Pericytes were incubated for 48 h with 50 ng/ml FGF-2 in DMEM containing 2% FBS prior to stimulation with 10 ng/ml PDGF-BB for 10 min. For time-course experiments, cells were treated for 10 min, 1 and 6 h with 50 ng/ml FGF-2, 50 ng/ml PDGF-BB, or a mixture of FGF-2 and PDGF-BB. Non-treated pericytes were used as a control. Soluble proteins from total cell lysates were applied to an SDS-PAGE (NP0301; Invitrogen), followed by wet transferring onto a methanol-activated polyvinylidene fluoride membrane (LC2002, Invitrogen).

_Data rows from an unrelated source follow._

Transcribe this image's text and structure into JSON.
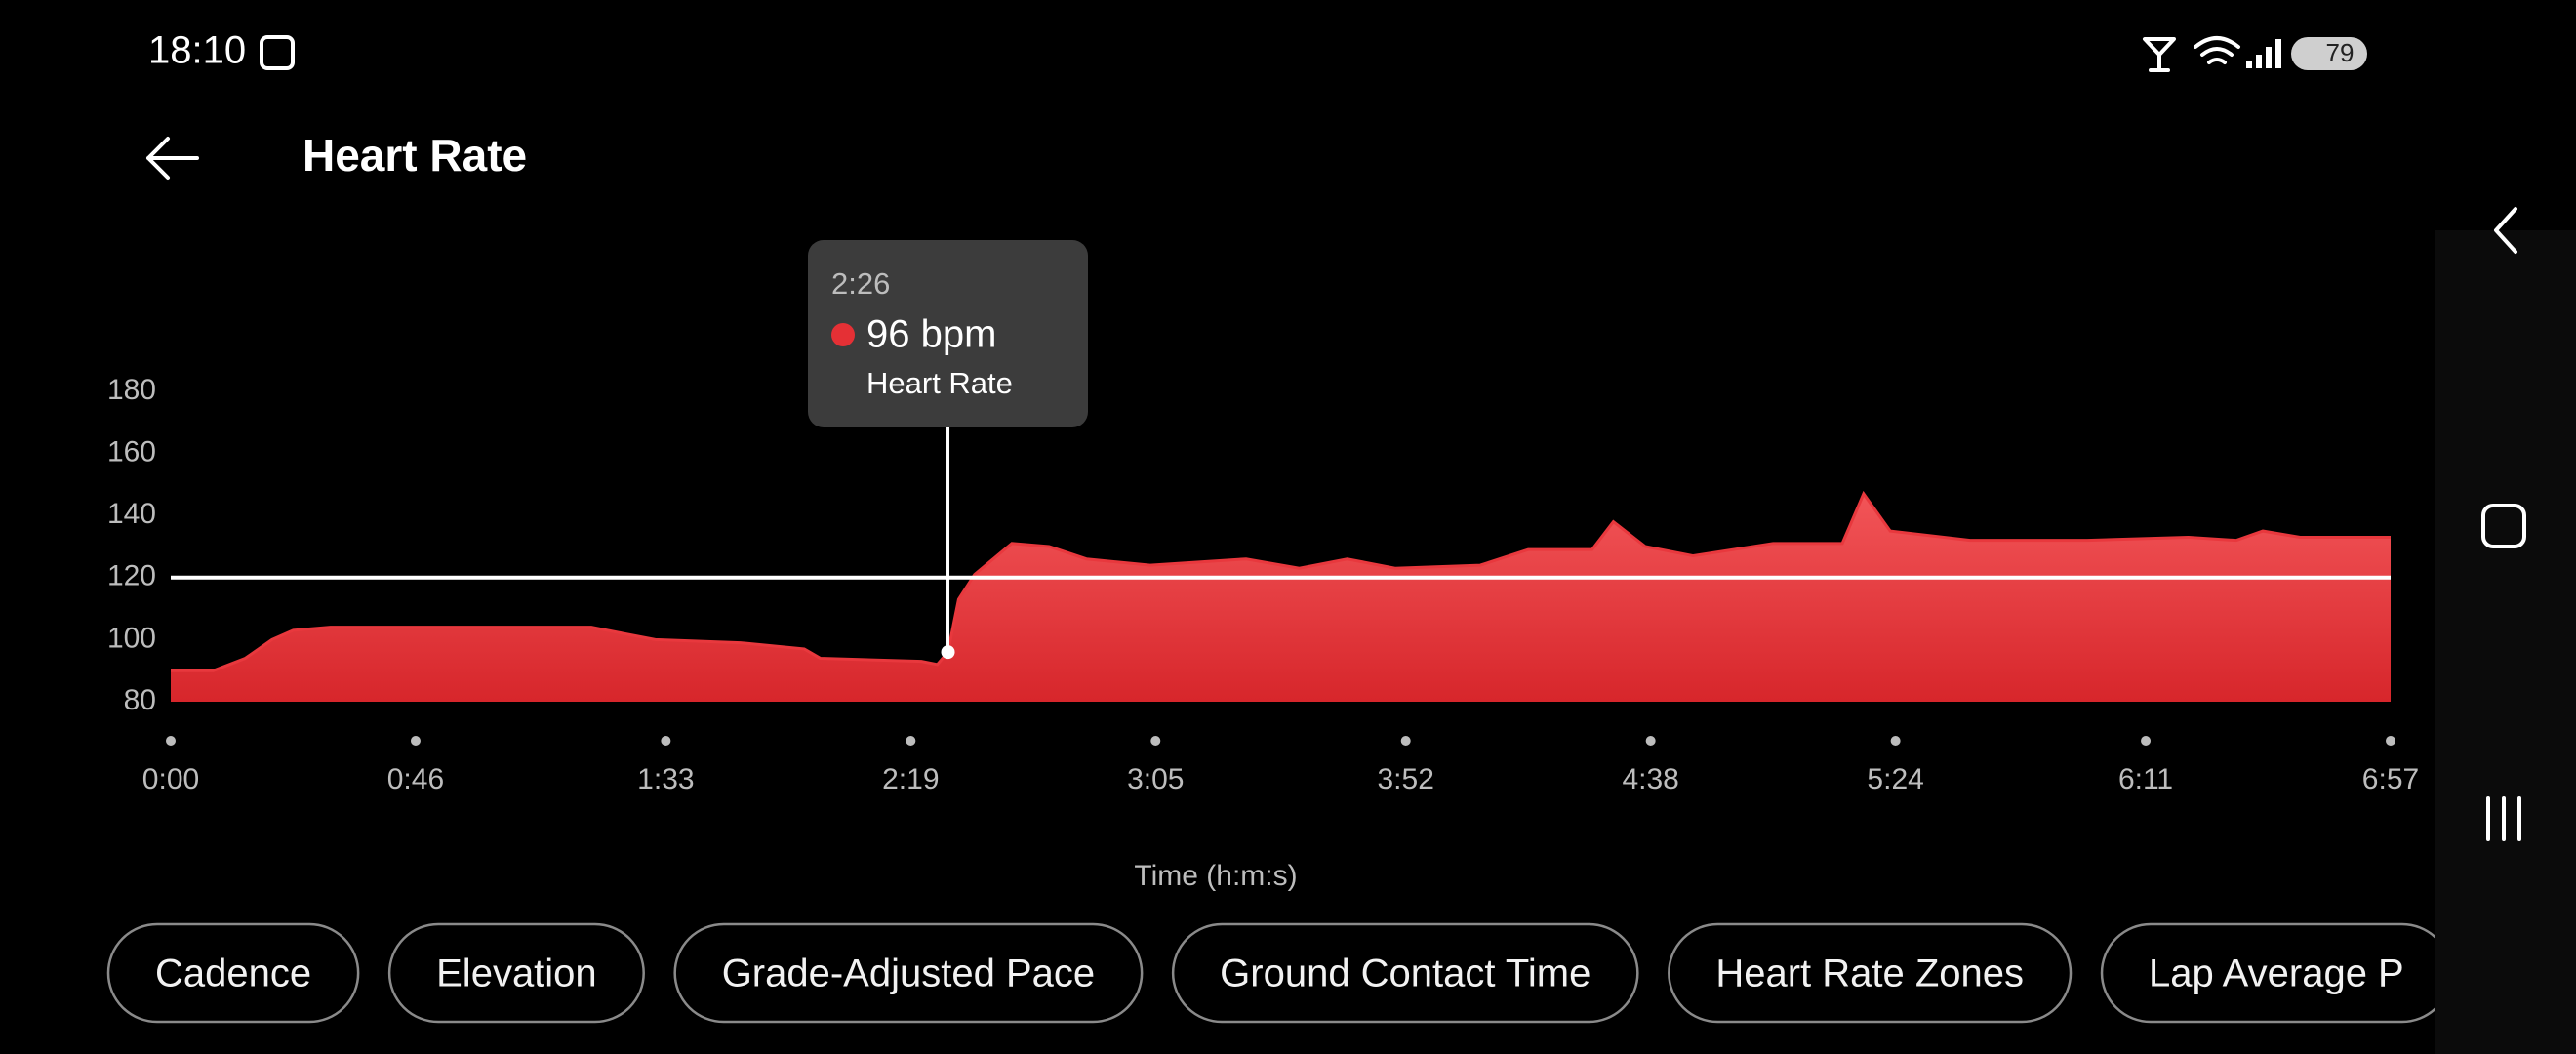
{
  "status_bar": {
    "time": "18:10",
    "battery": "79"
  },
  "header": {
    "title": "Heart Rate"
  },
  "chart_data": {
    "type": "area",
    "x_label": "Time (h:m:s)",
    "xlim": [
      0,
      417
    ],
    "ylim": [
      80,
      180
    ],
    "xticks": [
      {
        "value": 0,
        "label": "0:00"
      },
      {
        "value": 46,
        "label": "0:46"
      },
      {
        "value": 93,
        "label": "1:33"
      },
      {
        "value": 139,
        "label": "2:19"
      },
      {
        "value": 185,
        "label": "3:05"
      },
      {
        "value": 232,
        "label": "3:52"
      },
      {
        "value": 278,
        "label": "4:38"
      },
      {
        "value": 324,
        "label": "5:24"
      },
      {
        "value": 371,
        "label": "6:11"
      },
      {
        "value": 417,
        "label": "6:57"
      }
    ],
    "yticks": [
      80,
      100,
      120,
      140,
      160,
      180
    ],
    "reference_line": 120,
    "x": [
      0,
      8,
      14,
      19,
      23,
      30,
      79,
      85,
      91,
      107,
      119,
      122,
      141,
      144,
      146,
      148,
      151,
      158,
      165,
      172,
      184,
      202,
      212,
      221,
      230,
      246,
      255,
      267,
      271,
      277,
      286,
      301,
      314,
      318,
      323,
      338,
      360,
      379,
      388,
      393,
      400,
      417
    ],
    "series": [
      {
        "name": "Heart Rate",
        "color": "#e8383d",
        "values": [
          90,
          90,
          94,
          100,
          103,
          104,
          104,
          102,
          100,
          99,
          97,
          94,
          93,
          92,
          96,
          113,
          121,
          131,
          130,
          126,
          124,
          126,
          123,
          126,
          123,
          124,
          129,
          129,
          138,
          130,
          127,
          131,
          131,
          147,
          135,
          132,
          132,
          133,
          132,
          135,
          133,
          133
        ]
      }
    ]
  },
  "tooltip": {
    "time": "2:26",
    "x": 146,
    "value": 96,
    "value_label": "96 bpm",
    "name": "Heart Rate"
  },
  "chips": [
    "Cadence",
    "Elevation",
    "Grade-Adjusted Pace",
    "Ground Contact Time",
    "Heart Rate Zones",
    "Lap Average P"
  ]
}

Membranes were blocked at room temperature with 3% skim milk for 60 min, followed by incubation overnight with a rabbit anti-mouse PDGFRβ (1:1000; 28E1; Cell Signaling) antibody, a rabbit anti-mouse phospho-PDGFRβ antibody (1:1000; G63G6; Cell Signaling), or an anti-mouse β-actin antibody (1:1000; 3700S; Cell Signaling). Membranes were incubated at room temperature for 60 min with a mixture of secondary antibodies consisting of an anti-mouse secondary antibody conjugated with IRDye 680RD (1:15,000; LI-COR; Lincoln) and an anti-rabbit secondary antibody conjugated with IRDye 800CW (1:15,000; LI-COR; Lincoln). Protein signals were captured using an Odyssey CLx system (LI-COR). Full-gel images are shown in Supplementary Fig. S6.

Statistical analysis

Statistical analysis were performed using the standard two-tailed Student's t-test, and *P < 0.05, **P < 0.01 and ***P < 0.001 were considered statistically significant.